Авто подъехало как раз тогда, когда в дверях показался Бенедикт. Я вспомнила практику с захлопыванием дверей прямо перед источником раздражения, быстро юркнула на сиденье, но шарф зацепился за стеклоподъемник, и мне пришлось отцеплять петли любимой вещи ценой утраты драгоценных секунд. Когда я схватилась за ручку, чтобы хлопнуть дверцей, она оказала сопротивление. Я подняла взгляд и увидела его руку на стойке двери.

– Возьмете еще одного пассажира? – обратился он к водителю.

Тот пожал плечами, ему-то было ровным счетом по барабану,

но для приличия он выдал:

– Если дама не против.

Дама гневным взглядом смерила напросившегося попутчика и уселась в противоположному углу. В такие моменты я ненавижу медлительность лондонских кэбов. Надеюсь, добродушному водителю аукнется наша радость с заднего сиденья.

***

Прикусить губу и с сосредоточенностью пятилетнего ребенка заплетать бахрому на шарфе в косички, когда рядом со мной сидит человек, которому я в приступе гнева наговорила кучу гадостей – в этом вся я. Да, он трижды заслужил, но я не могу так. Я чувствую себя виноватой в том, что он злится, в том, что он обижен. Глупо, да? А еще я жутко зла. А еще я терпеть не могу быть чересчур эмоциональной, это выбивает почву из-под ног. А еще…

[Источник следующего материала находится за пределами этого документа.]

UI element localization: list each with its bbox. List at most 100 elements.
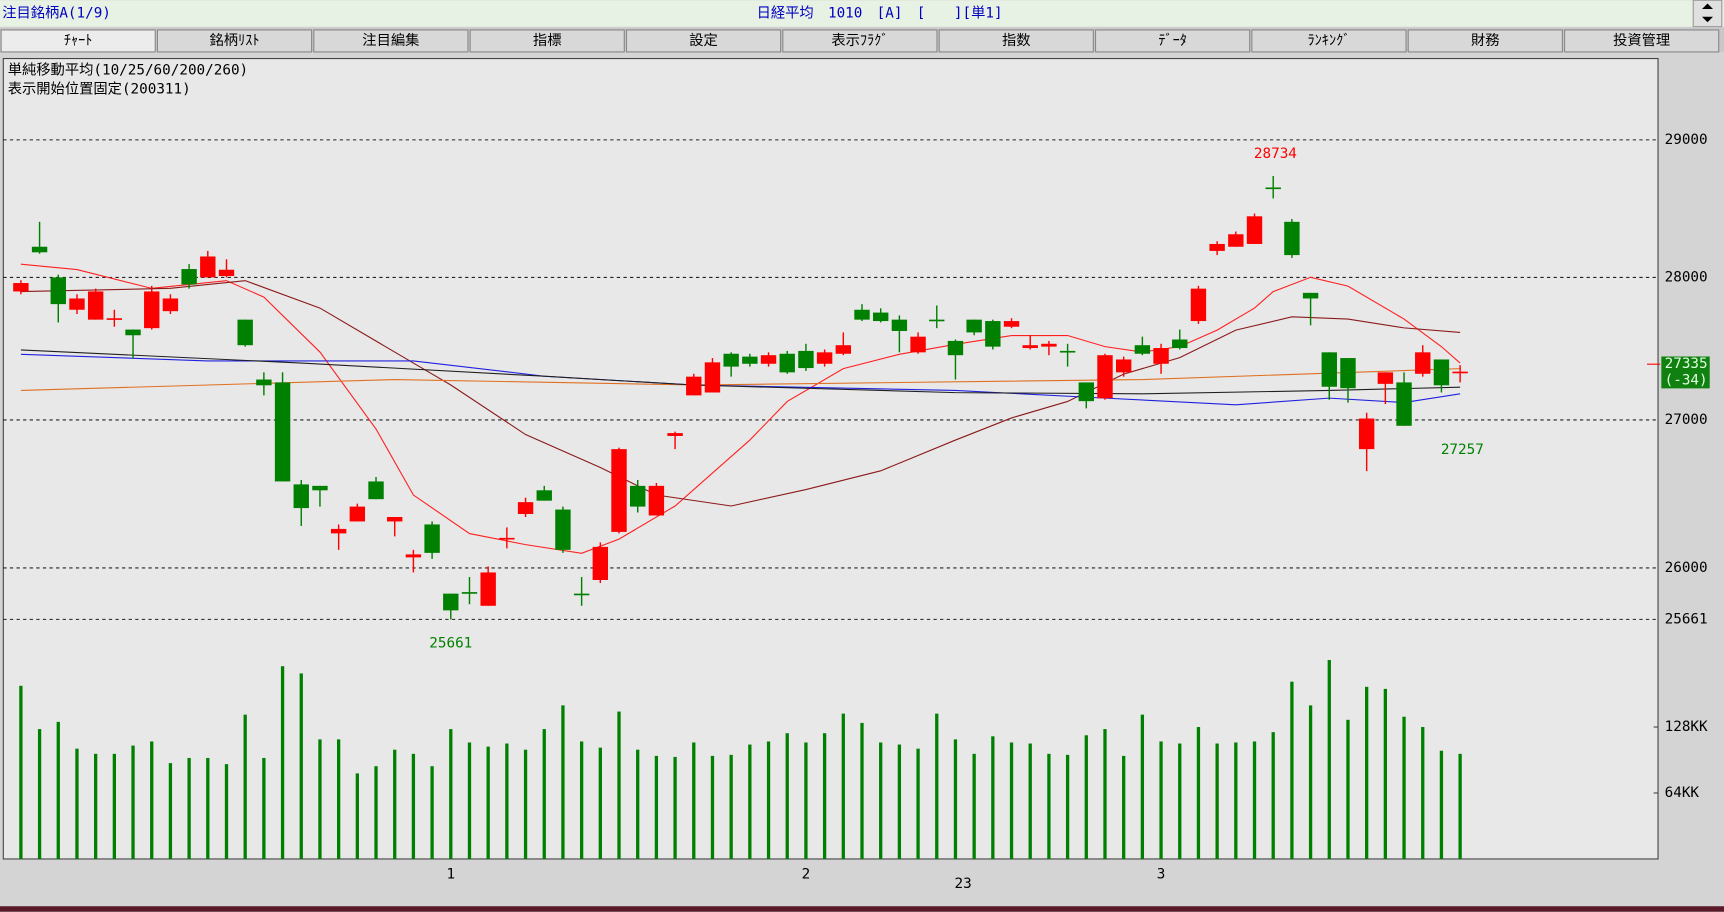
tab-label[interactable]: 銘柄ﾘｽﾄ [210, 32, 260, 49]
candle-body [1415, 352, 1431, 374]
candle-body [555, 509, 571, 550]
tab[interactable] [938, 29, 1094, 53]
tab[interactable] [1251, 29, 1407, 53]
candle-body [349, 506, 366, 522]
volume-bar [1084, 735, 1088, 859]
volume-bar [766, 741, 771, 859]
volume-bar [598, 747, 602, 859]
volume-bar [879, 742, 883, 859]
volume-bar [804, 742, 808, 859]
candle-body [1228, 234, 1244, 247]
y-tick-label: 128KK [1665, 719, 1708, 735]
tab-label[interactable]: ﾗﾝｷﾝｸﾞ [1308, 32, 1351, 49]
tab[interactable] [1407, 29, 1563, 53]
candle-body [1022, 345, 1038, 349]
x-tick-label: 2 [802, 866, 811, 882]
tab-label[interactable]: 設定 [689, 32, 718, 49]
candle-body [854, 309, 870, 320]
tab-label[interactable]: 注目編集 [362, 32, 419, 49]
candle-body [1246, 216, 1263, 244]
volume-bar [1458, 753, 1462, 859]
volume-bar [355, 773, 359, 859]
candle-body [125, 329, 141, 336]
candle-body [69, 298, 85, 310]
price-annotation: 27257 [1441, 442, 1484, 458]
volume-bar [1346, 719, 1350, 859]
tab[interactable] [313, 29, 469, 53]
candle-body [461, 592, 478, 594]
candle-body [1078, 382, 1094, 402]
tab[interactable] [156, 29, 313, 53]
tab[interactable] [782, 29, 938, 53]
volume-bar [542, 729, 546, 859]
candle-body [1284, 221, 1300, 256]
volume-bar [19, 685, 23, 859]
candle-body [443, 593, 459, 611]
price-change: (-34) [1665, 373, 1708, 389]
candle-body [798, 350, 814, 369]
chart-panel [2, 57, 1659, 860]
candle-body [237, 319, 253, 346]
tab[interactable] [0, 29, 156, 53]
tab-label[interactable]: 指標 [533, 32, 562, 49]
candle-body [1377, 372, 1394, 384]
volume-bar [505, 743, 509, 859]
title-bar [0, 0, 1724, 27]
volume-bar [206, 757, 210, 859]
volume-bar [617, 711, 621, 859]
volume-bar [1103, 729, 1107, 859]
volume-bar [916, 748, 920, 859]
candle-body [985, 321, 1001, 347]
tab-label[interactable]: 表示ﾌﾗｸﾞ [831, 32, 888, 49]
candle-body [872, 312, 889, 322]
volume-bar [1009, 742, 1014, 859]
candle-body [1358, 418, 1375, 450]
tab[interactable] [625, 29, 782, 53]
candle-body [611, 449, 627, 532]
tab-label[interactable]: ﾁｬｰﾄ [64, 33, 93, 49]
volume-bar [1308, 705, 1313, 859]
tab[interactable] [469, 29, 625, 53]
candle-body [1059, 350, 1076, 353]
tab-label[interactable]: 指数 [1002, 32, 1031, 49]
chart-note: 表示開始位置固定(200311) [8, 80, 191, 97]
candle-body [480, 572, 496, 606]
candle-body [1302, 292, 1319, 299]
candle-body [1265, 187, 1281, 190]
volume-bar [1402, 716, 1406, 859]
volume-bar [1140, 714, 1145, 859]
candle-body [723, 353, 739, 367]
candle-body [1097, 355, 1113, 399]
candle-body [256, 379, 272, 386]
volume-bar [1421, 727, 1425, 859]
volume-bar [150, 741, 154, 859]
volume-bar [486, 746, 490, 859]
volume-bar [262, 757, 266, 859]
candle-body [517, 502, 534, 515]
candle-body [947, 340, 964, 356]
tab[interactable] [1564, 29, 1720, 53]
volume-bar [636, 749, 640, 859]
candle-body [592, 546, 609, 581]
candle-body [573, 593, 590, 596]
tab-label[interactable]: 財務 [1471, 32, 1500, 49]
candle-body [1396, 382, 1412, 426]
x-tick-label: 1 [446, 866, 455, 882]
volume-bar [1439, 750, 1444, 859]
volume-bar [673, 756, 677, 859]
candle-body [293, 484, 309, 509]
candle-body [144, 291, 160, 329]
volume-bar [299, 673, 303, 859]
candle-body [779, 353, 795, 373]
y-tick-label: 26000 [1665, 560, 1708, 576]
tab[interactable] [1094, 29, 1251, 53]
tab-label[interactable]: 投資管理 [1613, 32, 1670, 49]
volume-bar [822, 733, 827, 859]
volume-bar [393, 749, 397, 859]
tab-label[interactable]: ﾃﾞｰﾀ [1158, 32, 1187, 49]
volume-bar [523, 749, 528, 859]
y-tick-label: 27000 [1665, 412, 1708, 428]
candle-body [1452, 371, 1468, 374]
volume-bar [1215, 743, 1219, 859]
bottom-bar [0, 906, 1724, 912]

– Хеллс, - он первым нарушил тишину. Я вжала голову в плечи, будто он не позвал меня по имени, а ударил, и продолжила с двойным усердием заплетать шарф. Я должна успокоиться прежде, чем смогу повернуться к нему, посмотреть в глаза и спокойно продолжить разговор, что уже который раз превращается в катастрофу.

Он взял мои руки в свою и повторил попытку:

– Скажи же что-нибудь.

Я закусила нижнюю губу так, что она превратилась в белую линию, и посмотрела на Бенедикта, как смотрит ребенок, сделавший шалость, и не знает, накажут ли его или только пожурят. Испуг и надежда.

– Привет, - выдала я с полувопросительной интонацией. Подходит ли это под понятие «Что-нибудь»?

Он улыбнулся, его напряженные черты лица потеплели, сгреб меня в объятия, я не сопротивлялась, уткнулась носом в его воротник, закрыла глаза и попыталась расслабиться, но меня словно озноб бил. Бенедикт почувствовал, как я вся дрожу, и прижал к себе еще сильнее. Наверное, сейчас мне бы поставили диагноз паническая атака, и были правы, если бы я верила во все психологические заключения. Я пыталась унять дрожь размеренным глубоким дыханием, вдыханием его тепла, отстраненными мыслями. Черт, да если бы это помогло избавиться от снедающей меня мысли, то я хоть сейчас встала и спела бы «Звездно-полосатый флаг» или «Боже, храни королеву». Всегда была политически-равнодушна и считала древнеримское «Где хорошо, там и родина» самой ценной политологической мыслью за всю историю науки.

– Может, поделишься со мной, что с тобой происходит? – спросил Бенедикт, я ощущала, как голос вибрацией зарождается где-то в легких, но до осмысливания слов у меня не доходило. Слушать потоки воздуха, ощущать голос, забыть о смыслах, успокаивает. Но он не сдавался, - Прости меня, ты права, я слишком бурно реагировал на простые, обыденные вещи, был зациклен на себе. Прости, не знаю, что на меня находит, когда я вижу твои улыбки, обращенные к другому. Разумом я понимаю то, что ты сказала мне тогда на Потсдамплатц, но… Прости меня, душа моя.

– Я не душечка, - вскрикнула я, будто меня ранило нерасслышанное слово. – Перестань употреблять притяжательные местоимения, - дрожь, паника, а с ними и возмущение вернулись.

– Да что с тобой? – в который раз за вечер спросил он. На этот раз его лицо выражало не только обеспокоенность, но и беспомощность. Он видел мое состояние и понимал, что один неосторожный шаг, и я взорвусь. Он хотел помочь, но, не зная причины, был так же беспомощен, как я, пытаясь совладать с собой. – Объясни, что с тобой происходит, пожалуйста, - взмолился он.